Other studies have shown that genes involved in the hypothalamic-pituitary-adrenal axis are involved in the development of psychiatric disorders such as depression and PTSD. Genetic variants in the corticotropin-releasing hormone receptor (CRHR1
) gene polymorphisms were found to both predict and protect for the development of depression in persons with a history of trauma.81
Another study found that the FK506 binding protein (FKBP5
) polymorphisms were associated with adult PTSD symptoms in patients with a history of childhood abuse, although interestingly, CRHR1
polymorphisms were not found to be associated with PTSD in the same population.82
As aforementioned, early evidence suggests that sexual abuse may potentiate the development of psychiatric disorders in genetically vulnerable individuals. Further research regarding this gene-environment interaction is necessary to identify which genes play a role in the development of specific psychiatric disorders and what stressful life events play a role.

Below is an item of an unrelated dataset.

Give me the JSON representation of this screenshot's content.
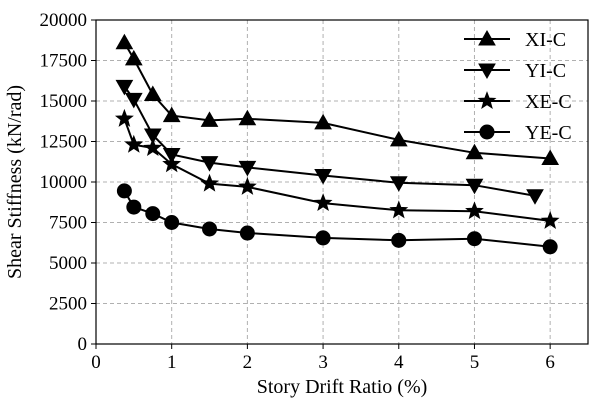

Building greater awareness of the association between a history of sexual abuse and multiple psychiatric disorders will, it is hoped, lead to improved treatment and outcomes for survivors of sexual abuse. Studies have shown that survivors of sexual abuse use more medical care and incur greater costs than the general patient population. Health statistics show that abuse survivors incur 10% to 40% greater primary care costs and 13% to 43% greater total health care costs.83-87
Greater health care use reflects increased emergency department visits; greater number of hospitalizations; and more generalist, subspecialty, and psychiatric evaluations.85,86,88-91
Despite this increased health care use, the topic of abuse is seldom addressed between patient and physician. Only 5% of sexual abuse survivors report a history of abuse to their physicians.92
Studies demonstrate that patients consider it appropriate for physicians to inquire about abuse history, but such questions are not routinely asked.93
Early evidence suggests that heightened awareness of the association between sexual abuse and mental health disorders may improve health outcomes for abuse survivors. Both group therapy and individual psychotherapy have been shown to improve psychological symptoms among sexual abuse survivors.94-98
A recent systematic review found that disclosure of childhood sexual abuse during psychotherapy may improve PTSD symptoms.99
Cognitive behavioral therapy and cognitive processing therapy have also been found to be effective in treating PTSD in survivors of sexual abuse.100,101
Furthermore, a recently published study demonstrated the efficacy of cognitive behavioral therapy in reducing symptoms of depression, anxiety, and PTSD in sexually abused girls.102
Given the evidence for the high prevalence of sexual abuse, its association with mental health disorders, and available psychotherapeutic options, we encourage physicians to routinely inquire about sexual abuse history in patients with psychiatric symptoms. We speculate that greater awareness of the link between sexual abuse and mental health disorders will prompt earlier and more effective treatment strategies.